Broken Mitochondrial Gene Repair Triggers Immune System Overload

Scientists discovered that mutations in MTPAP, a gene that packages mitochondrial RNA, cause cells to leak double-stranded RNA into the cytoplasm, triggering excessive interferon production. This finding could explain autoimmune symptoms in rare genetic patients and opens a new pathway for understanding why mitochondrial diseases often involve chronic inflammation.

Originaltitel: Loss of MTPAP disrupts mitochondrial RNA processing causing upregulation of type I interferon signalling

Abstrakt

Abstract Mitochondrial poly-A polymerase (MTPAP) is essential for mitochondrial mRNA (mt-mRNA) polyadenylation, a critical step in mt-mRNA maturation.
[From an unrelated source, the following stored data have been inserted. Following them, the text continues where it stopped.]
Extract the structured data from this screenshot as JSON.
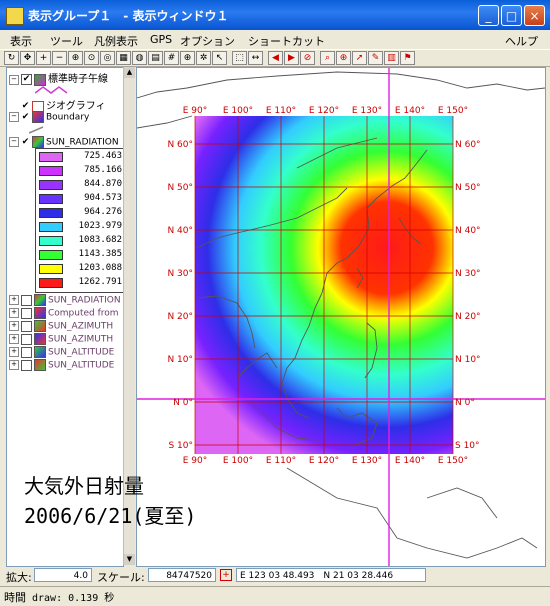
{
  "window": {
    "title": "表示グループ１　- 表示ウィンドウ１"
  },
  "menu": {
    "items": [
      "表示",
      "ツール",
      "凡例表示",
      "GPS",
      "オプション",
      "ショートカット"
    ],
    "help": "ヘルプ"
  },
  "layers": [
    {
      "name": "標準時子午線",
      "checked": true
    },
    {
      "name": "ジオグラフィ",
      "checked": true
    },
    {
      "name": "Boundary",
      "checked": true
    },
    {
      "name": "SUN_RADIATION",
      "checked": true
    }
  ],
  "legend": {
    "values": [
      "725.463",
      "785.166",
      "844.870",
      "904.573",
      "964.276",
      "1023.979",
      "1083.682",
      "1143.385",
      "1203.088",
      "1262.791"
    ],
    "colors": [
      "#dd66f5",
      "#cc33ff",
      "#9933ff",
      "#6633ff",
      "#2e2ee8",
      "#33ccff",
      "#33ffcc",
      "#33ff33",
      "#ffff00",
      "#ff1a1a"
    ]
  },
  "other_layers": [
    "SUN_RADIATION",
    "Computed from",
    "SUN_AZIMUTH",
    "SUN_AZIMUTH",
    "SUN_ALTITUDE",
    "SUN_ALTITUDE"
  ],
  "map": {
    "lon_labels": [
      "E 90°",
      "E 100°",
      "E 110°",
      "E 120°",
      "E 130°",
      "E 140°",
      "E 150°"
    ],
    "lat_labels": [
      "N 60°",
      "N 50°",
      "N 40°",
      "N 30°",
      "N 20°",
      "N 10°",
      "N 0°",
      "S 10°"
    ],
    "caption_line1": "大気外日射量",
    "caption_line2": "2006/6/21(夏至)"
  },
  "status": {
    "zoom_label": "拡大:",
    "zoom_value": "4.0",
    "scale_label": "スケール:",
    "scale_value": "84747520",
    "coords": "E 123 03 48.493　N 21 03 28.446",
    "time_label": "時間",
    "draw_time": "draw: 0.139 秒"
  }
}
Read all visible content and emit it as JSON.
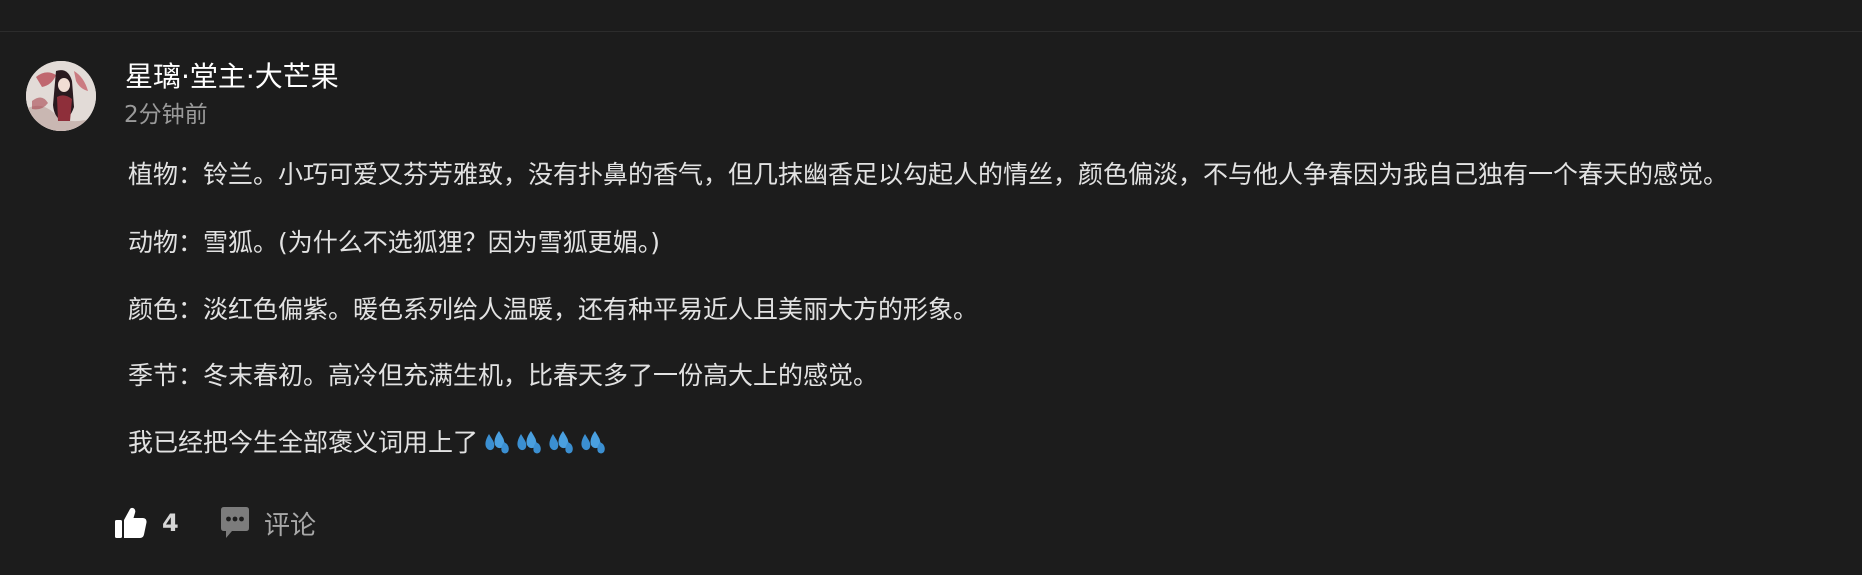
{
  "comment": {
    "username": "星璃·堂主·大芒果",
    "time": "2分钟前",
    "lines": [
      "植物：铃兰。小巧可爱又芬芳雅致，没有扑鼻的香气，但几抹幽香足以勾起人的情丝，颜色偏淡，不与他人争春因为我自己独有一个春天的感觉。",
      "动物：雪狐。(为什么不选狐狸？因为雪狐更媚。)",
      "颜色：淡红色偏紫。暖色系列给人温暖，还有种平易近人且美丽大方的形象。",
      "季节：冬末春初。高冷但充满生机，比春天多了一份高大上的感觉。",
      "我已经把今生全部褒义词用上了"
    ],
    "emoji": [
      "sweat-droplets-emoji",
      "sweat-droplets-emoji",
      "sweat-droplets-emoji",
      "sweat-droplets-emoji"
    ]
  },
  "actions": {
    "like_icon": "thumbs-up-icon",
    "like_count": "4",
    "comment_icon": "comment-bubble-icon",
    "comment_label": "评论"
  },
  "colors": {
    "background": "#1c1c1c",
    "username": "#ffffff",
    "time": "#9a9a9a",
    "body_text": "#e2e2e2",
    "emoji_blue": "#3b8fd1"
  }
}
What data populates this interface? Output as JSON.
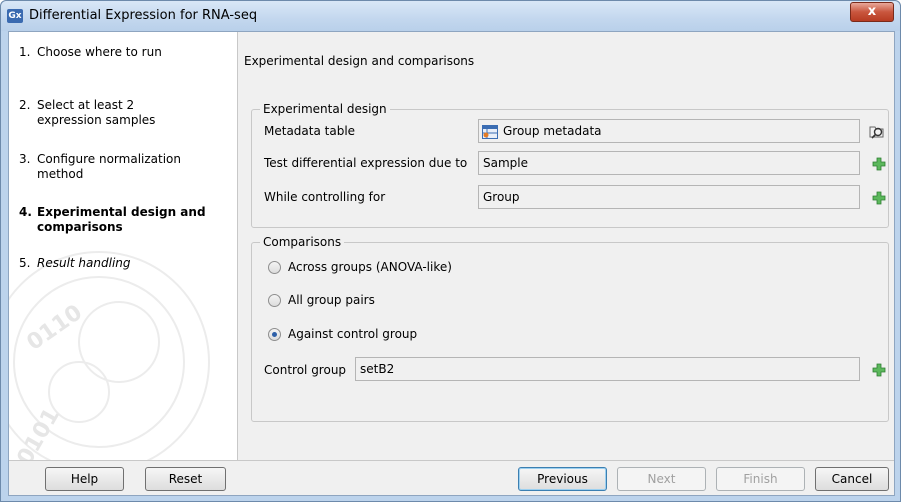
{
  "window": {
    "title": "Differential Expression for RNA-seq",
    "app_icon_label": "Gx",
    "close_label": "x"
  },
  "sidebar": {
    "steps": [
      {
        "num": "1.",
        "label": "Choose where to run"
      },
      {
        "num": "2.",
        "label": "Select at least 2 expression samples"
      },
      {
        "num": "3.",
        "label": "Configure normalization method"
      },
      {
        "num": "4.",
        "label": "Experimental design and comparisons"
      },
      {
        "num": "5.",
        "label": "Result handling"
      }
    ],
    "active_step": 4
  },
  "main": {
    "section_title": "Experimental design and comparisons",
    "experimental_design": {
      "legend": "Experimental design",
      "metadata_label": "Metadata table",
      "metadata_value": "Group metadata",
      "test_label": "Test differential expression due to",
      "test_value": "Sample",
      "control_label": "While controlling for",
      "control_value": "Group"
    },
    "comparisons": {
      "legend": "Comparisons",
      "options": [
        "Across groups (ANOVA-like)",
        "All group pairs",
        "Against control group"
      ],
      "selected_option": "Against control group",
      "control_group_label": "Control group",
      "control_group_value": "setB2"
    }
  },
  "footer": {
    "help": "Help",
    "reset": "Reset",
    "previous": "Previous",
    "next": "Next",
    "finish": "Finish",
    "cancel": "Cancel"
  },
  "colors": {
    "titlebar": "#c3d7ee",
    "close_button": "#c9563e",
    "plus_icon": "#3f9a3a",
    "radio_selected": "#2d5fa8"
  }
}
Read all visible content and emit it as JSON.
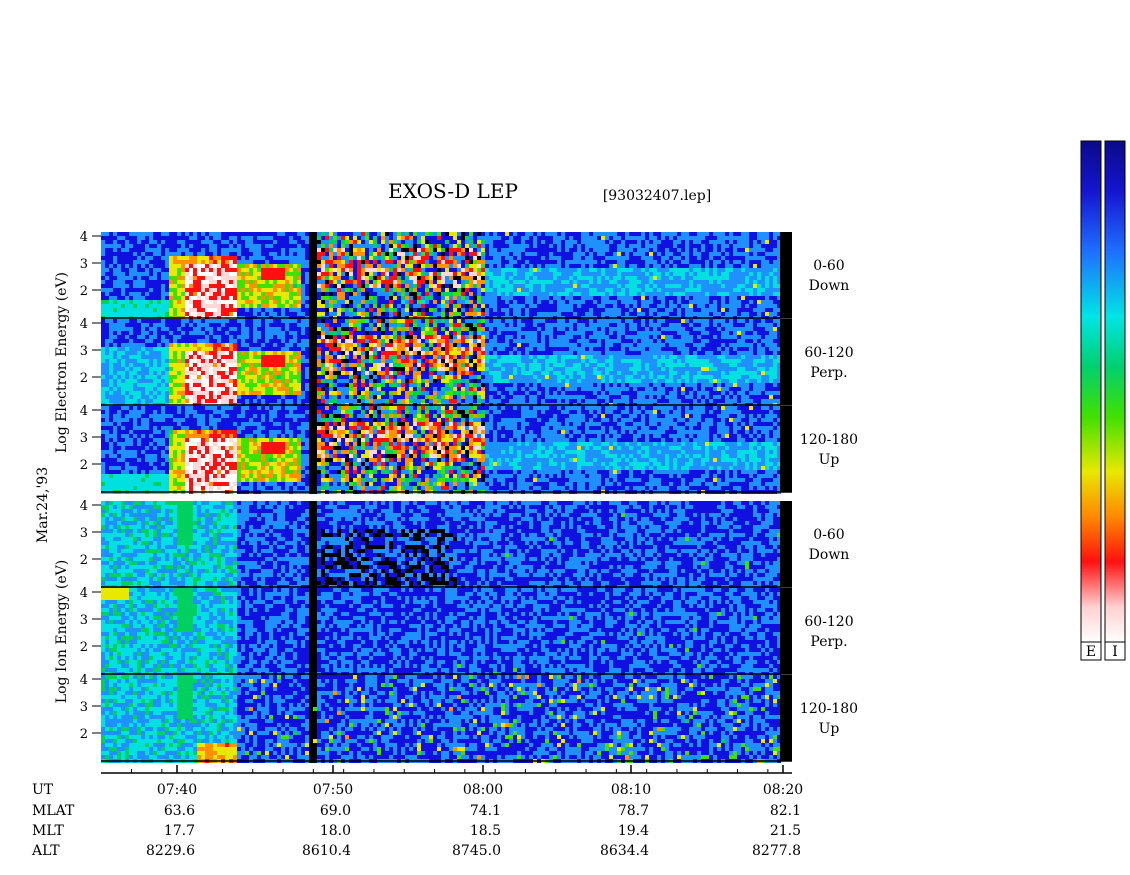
{
  "title": "EXOS-D LEP",
  "file_label": "[93032407.lep]",
  "date_label": "Mar.24,'93",
  "chart_data": {
    "type": "heatmap",
    "title": "EXOS-D LEP",
    "x": {
      "label": "UT",
      "ticks": [
        "07:40",
        "07:50",
        "08:00",
        "08:10",
        "08:20"
      ],
      "range": [
        "07:37",
        "08:20"
      ]
    },
    "groups": [
      {
        "ylabel_lines": [
          "Log",
          "Electron",
          "Energy",
          "(eV)"
        ],
        "panels": [
          {
            "angle": "0-60",
            "direction": "Down",
            "yticks": [
              "4",
              "3",
              "2"
            ],
            "ylim": [
              1,
              4
            ]
          },
          {
            "angle": "60-120",
            "direction": "Perp.",
            "yticks": [
              "4",
              "3",
              "2"
            ],
            "ylim": [
              1,
              4
            ]
          },
          {
            "angle": "120-180",
            "direction": "Up",
            "yticks": [
              "4",
              "3",
              "2"
            ],
            "ylim": [
              1,
              4
            ]
          }
        ]
      },
      {
        "ylabel_lines": [
          "Log",
          "Ion",
          "Energy",
          "(eV)"
        ],
        "panels": [
          {
            "angle": "0-60",
            "direction": "Down",
            "yticks": [
              "4",
              "3",
              "2"
            ],
            "ylim": [
              1,
              4
            ]
          },
          {
            "angle": "60-120",
            "direction": "Perp.",
            "yticks": [
              "4",
              "3",
              "2"
            ],
            "ylim": [
              1,
              4
            ]
          },
          {
            "angle": "120-180",
            "direction": "Up",
            "yticks": [
              "4",
              "3",
              "2"
            ],
            "ylim": [
              1,
              4
            ]
          }
        ]
      }
    ],
    "ephemeris": {
      "labels": [
        "UT",
        "MLAT",
        "MLT",
        "ALT"
      ],
      "MLAT": [
        "63.6",
        "69.0",
        "74.1",
        "78.7",
        "82.1"
      ],
      "MLT": [
        "17.7",
        "18.0",
        "18.5",
        "19.4",
        "21.5"
      ],
      "ALT": [
        "8229.6",
        "8610.4",
        "8745.0",
        "8634.4",
        "8277.8"
      ]
    },
    "colorbars": [
      {
        "label": "E"
      },
      {
        "label": "I"
      }
    ],
    "colormap": [
      "#0a0a8a",
      "#1010e0",
      "#1e90ff",
      "#00e0e0",
      "#00d060",
      "#40e000",
      "#e8e800",
      "#ff9000",
      "#ff1010",
      "#ffd8d8",
      "#ffffff"
    ]
  }
}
Mutations in MTPAP have been reported to cause a mitochondrial cytopathy. Here, we provide evidence of enhanced type I interferon (IFN) signalling in the blood of patients carrying mutations in MTPAP . Further, deletion of MTPAP in a fibroblast cell model led to abnormalities in mitochondrial respiration and mtRNA processing, and an upregulation of type I IFN signalling. Notably, both in patients fibroblast and in MTPAP-deleted cells, we observed the accumulation of non-coding mtRNA and mitochondrial double-stranded RNA (mt-dsRNA) within enlarged mitochondrial RNA granules. Cytosolic release of mt-dsRNA led to type I IFN induction mediated primarily by the RNA sensor MDA5 and its adaptor MAVS. Our findings reveal a novel consequence of MTPAP dysfunction, highlighting how impaired mtRNA maturation can drive innate immune system activation.